Jerry Barber's legacy lives on through golfing family members

Work in progress

A photo of Jerry Barber was on display during his induction ceremony into the SCGA Hall of Fame.
Courtesy SCGA

Jerry Barber didn’t play his first full season on the PGA Tour until he was 33, an age when most golfers have established their careers and some have already experienced their greatest achievements.

He played his final tour event in San Diego when he was 77, shot his age in the opening round and six shots better in the second.

In between, Barber left a lasting imprint on the game. He won seven times on the PGA Tour, including the 1961 PGA Championship. He played on two Ryder Cup teams and was playing captain in ’61, a season he was also named PGA Player of the Year. And he had a successful career on the Senior PGA Tour, even though he was well into his 60s by the time it was established.

Barber, along with longtime Los Verdes and Lakewood professional Len Kennett, was inducted into the Southern California Golf Association Hall of Fame on Oct. 25 at the Sheraton Universal Hotel in Universal City.

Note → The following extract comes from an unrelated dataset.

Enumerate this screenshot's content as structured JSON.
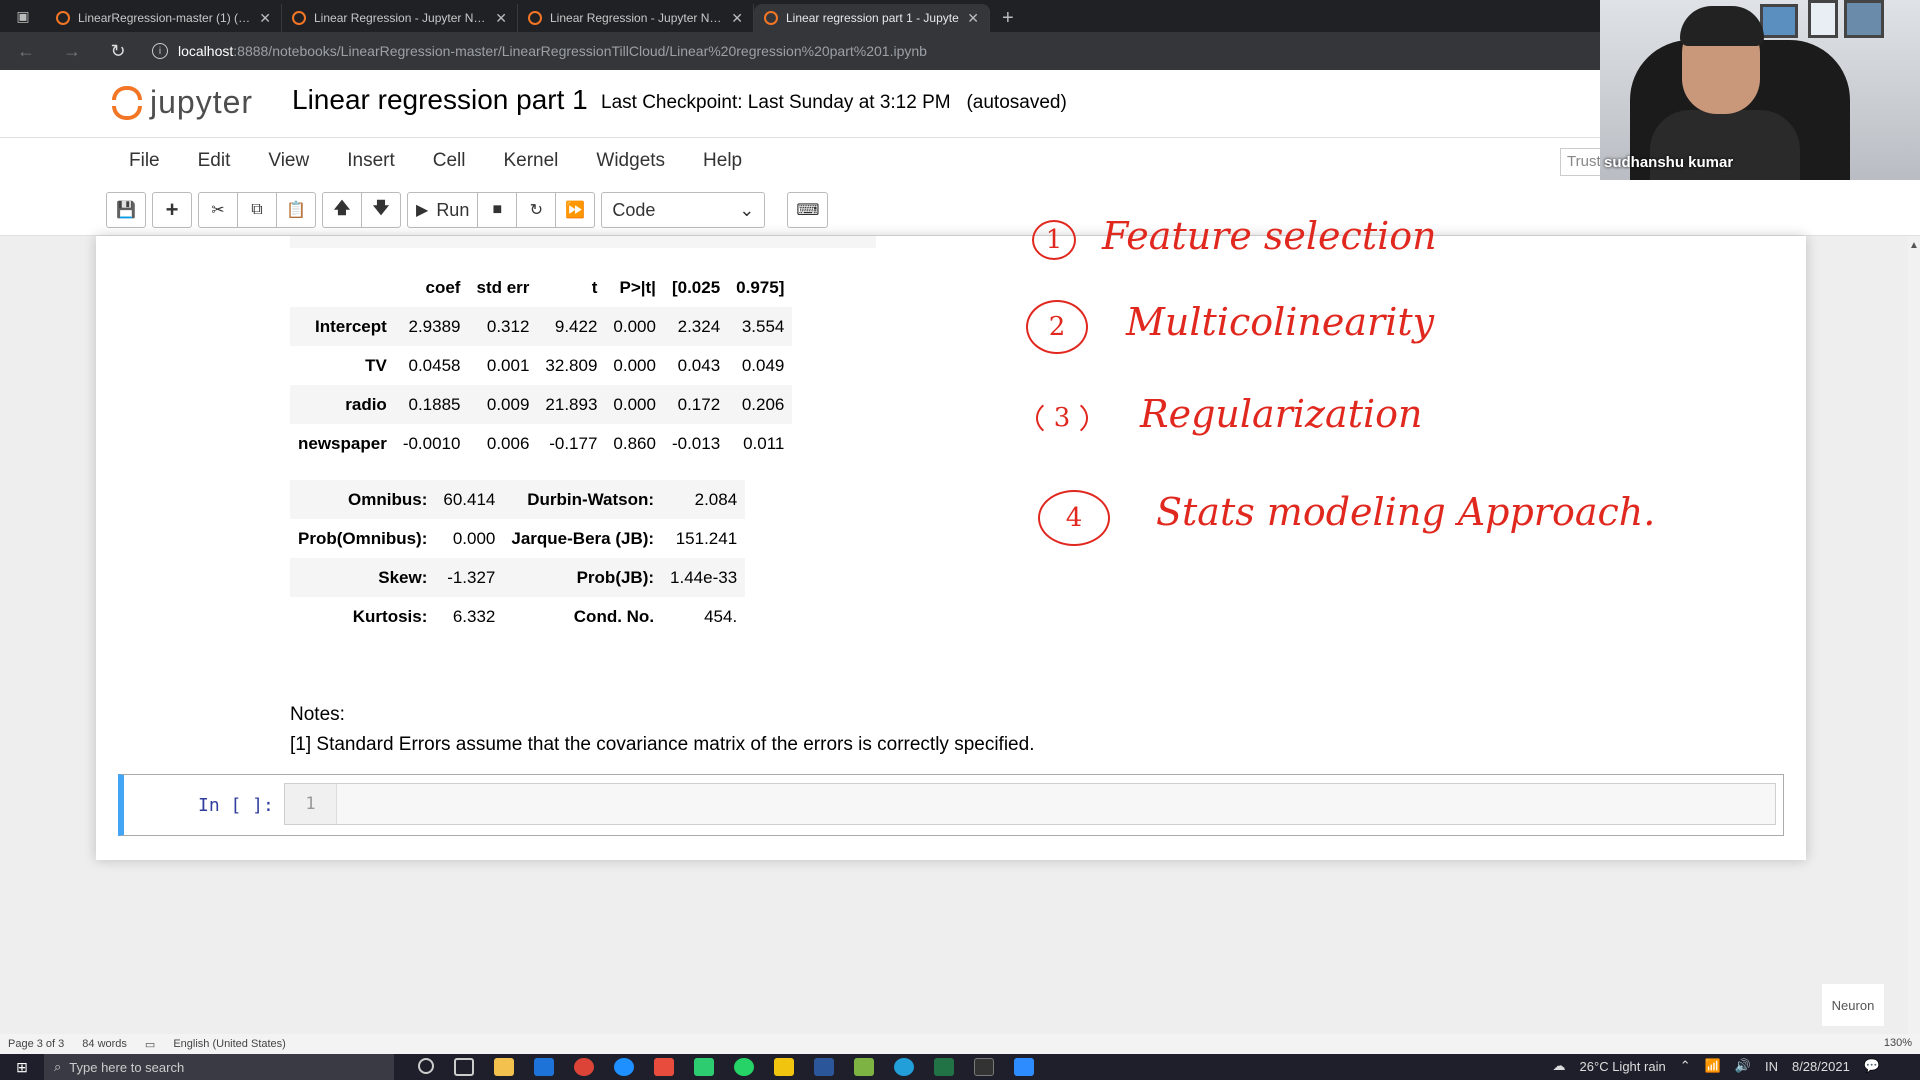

Kennett, 89, has been instrumental in women’s and junior golf programs throughout his career and recently oversaw the 61st year of the Len Kennett Junior Golf Championship. Kennett was also one of the first individuals to open stores away from courses at which golfers could buy discounted top-of-the-line equipment. Previously, pro-line equipment had been available only at pro shops.

Barber’s greatest lasting influence probably came from the hard-working, principled example he set throughout his life.  And he passed on what he considered an unmatched love of golf to his children, who in turn have passed that passion on to the next generation.

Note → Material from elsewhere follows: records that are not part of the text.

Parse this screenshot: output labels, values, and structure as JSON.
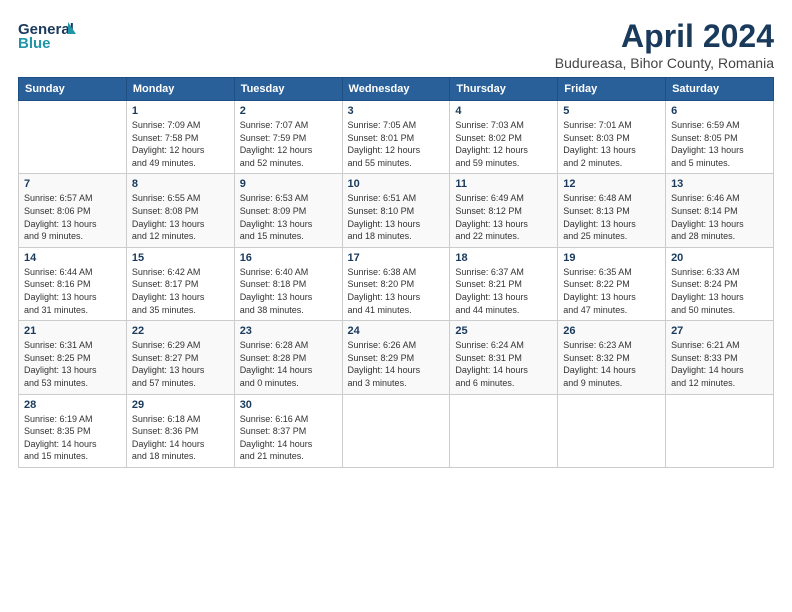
{
  "logo": {
    "line1": "General",
    "line2": "Blue"
  },
  "title": "April 2024",
  "subtitle": "Budureasa, Bihor County, Romania",
  "days_header": [
    "Sunday",
    "Monday",
    "Tuesday",
    "Wednesday",
    "Thursday",
    "Friday",
    "Saturday"
  ],
  "weeks": [
    [
      {
        "num": "",
        "info": ""
      },
      {
        "num": "1",
        "info": "Sunrise: 7:09 AM\nSunset: 7:58 PM\nDaylight: 12 hours\nand 49 minutes."
      },
      {
        "num": "2",
        "info": "Sunrise: 7:07 AM\nSunset: 7:59 PM\nDaylight: 12 hours\nand 52 minutes."
      },
      {
        "num": "3",
        "info": "Sunrise: 7:05 AM\nSunset: 8:01 PM\nDaylight: 12 hours\nand 55 minutes."
      },
      {
        "num": "4",
        "info": "Sunrise: 7:03 AM\nSunset: 8:02 PM\nDaylight: 12 hours\nand 59 minutes."
      },
      {
        "num": "5",
        "info": "Sunrise: 7:01 AM\nSunset: 8:03 PM\nDaylight: 13 hours\nand 2 minutes."
      },
      {
        "num": "6",
        "info": "Sunrise: 6:59 AM\nSunset: 8:05 PM\nDaylight: 13 hours\nand 5 minutes."
      }
    ],
    [
      {
        "num": "7",
        "info": "Sunrise: 6:57 AM\nSunset: 8:06 PM\nDaylight: 13 hours\nand 9 minutes."
      },
      {
        "num": "8",
        "info": "Sunrise: 6:55 AM\nSunset: 8:08 PM\nDaylight: 13 hours\nand 12 minutes."
      },
      {
        "num": "9",
        "info": "Sunrise: 6:53 AM\nSunset: 8:09 PM\nDaylight: 13 hours\nand 15 minutes."
      },
      {
        "num": "10",
        "info": "Sunrise: 6:51 AM\nSunset: 8:10 PM\nDaylight: 13 hours\nand 18 minutes."
      },
      {
        "num": "11",
        "info": "Sunrise: 6:49 AM\nSunset: 8:12 PM\nDaylight: 13 hours\nand 22 minutes."
      },
      {
        "num": "12",
        "info": "Sunrise: 6:48 AM\nSunset: 8:13 PM\nDaylight: 13 hours\nand 25 minutes."
      },
      {
        "num": "13",
        "info": "Sunrise: 6:46 AM\nSunset: 8:14 PM\nDaylight: 13 hours\nand 28 minutes."
      }
    ],
    [
      {
        "num": "14",
        "info": "Sunrise: 6:44 AM\nSunset: 8:16 PM\nDaylight: 13 hours\nand 31 minutes."
      },
      {
        "num": "15",
        "info": "Sunrise: 6:42 AM\nSunset: 8:17 PM\nDaylight: 13 hours\nand 35 minutes."
      },
      {
        "num": "16",
        "info": "Sunrise: 6:40 AM\nSunset: 8:18 PM\nDaylight: 13 hours\nand 38 minutes."
      },
      {
        "num": "17",
        "info": "Sunrise: 6:38 AM\nSunset: 8:20 PM\nDaylight: 13 hours\nand 41 minutes."
      },
      {
        "num": "18",
        "info": "Sunrise: 6:37 AM\nSunset: 8:21 PM\nDaylight: 13 hours\nand 44 minutes."
      },
      {
        "num": "19",
        "info": "Sunrise: 6:35 AM\nSunset: 8:22 PM\nDaylight: 13 hours\nand 47 minutes."
      },
      {
        "num": "20",
        "info": "Sunrise: 6:33 AM\nSunset: 8:24 PM\nDaylight: 13 hours\nand 50 minutes."
      }
    ],
    [
      {
        "num": "21",
        "info": "Sunrise: 6:31 AM\nSunset: 8:25 PM\nDaylight: 13 hours\nand 53 minutes."
      },
      {
        "num": "22",
        "info": "Sunrise: 6:29 AM\nSunset: 8:27 PM\nDaylight: 13 hours\nand 57 minutes."
      },
      {
        "num": "23",
        "info": "Sunrise: 6:28 AM\nSunset: 8:28 PM\nDaylight: 14 hours\nand 0 minutes."
      },
      {
        "num": "24",
        "info": "Sunrise: 6:26 AM\nSunset: 8:29 PM\nDaylight: 14 hours\nand 3 minutes."
      },
      {
        "num": "25",
        "info": "Sunrise: 6:24 AM\nSunset: 8:31 PM\nDaylight: 14 hours\nand 6 minutes."
      },
      {
        "num": "26",
        "info": "Sunrise: 6:23 AM\nSunset: 8:32 PM\nDaylight: 14 hours\nand 9 minutes."
      },
      {
        "num": "27",
        "info": "Sunrise: 6:21 AM\nSunset: 8:33 PM\nDaylight: 14 hours\nand 12 minutes."
      }
    ],
    [
      {
        "num": "28",
        "info": "Sunrise: 6:19 AM\nSunset: 8:35 PM\nDaylight: 14 hours\nand 15 minutes."
      },
      {
        "num": "29",
        "info": "Sunrise: 6:18 AM\nSunset: 8:36 PM\nDaylight: 14 hours\nand 18 minutes."
      },
      {
        "num": "30",
        "info": "Sunrise: 6:16 AM\nSunset: 8:37 PM\nDaylight: 14 hours\nand 21 minutes."
      },
      {
        "num": "",
        "info": ""
      },
      {
        "num": "",
        "info": ""
      },
      {
        "num": "",
        "info": ""
      },
      {
        "num": "",
        "info": ""
      }
    ]
  ]
}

“A fellow once said he loved the game more than anyone,” said Tom Barber, Jerry’s son and head professional at Griffith Park, as his father was for almost three decades. “My dad said, ‘More than anyone? I don’t think so.’ I don’t believe anyone loved the game more than Dad did.”

Tom spoke from experience. He was 9 in 1952 when he spent the first of nine summers with his father on tour. They traveled by car from tour stop to tour stop. Tom listened intently to stories and got to meet national figures most other kids saw only in newspapers, such as Babe Didrickson, Gary Player and Arnold Palmer.

“It was like nothing I could possibly imagine,” he said. “I was on the ground floor as the tour was really forming. I spent most of my time on the putting green, in the swimming pool, following Dad around the course. It was second to nothing.”

Tom also saw firsthand the kind of dedication it took for his father, who was only 5-feet-5 and about 138 pounds, to remain competitive on tour.

“My dad said to me while we were driving down the highway one time, ‘They may be able to beat me, but nobody will outwork me.”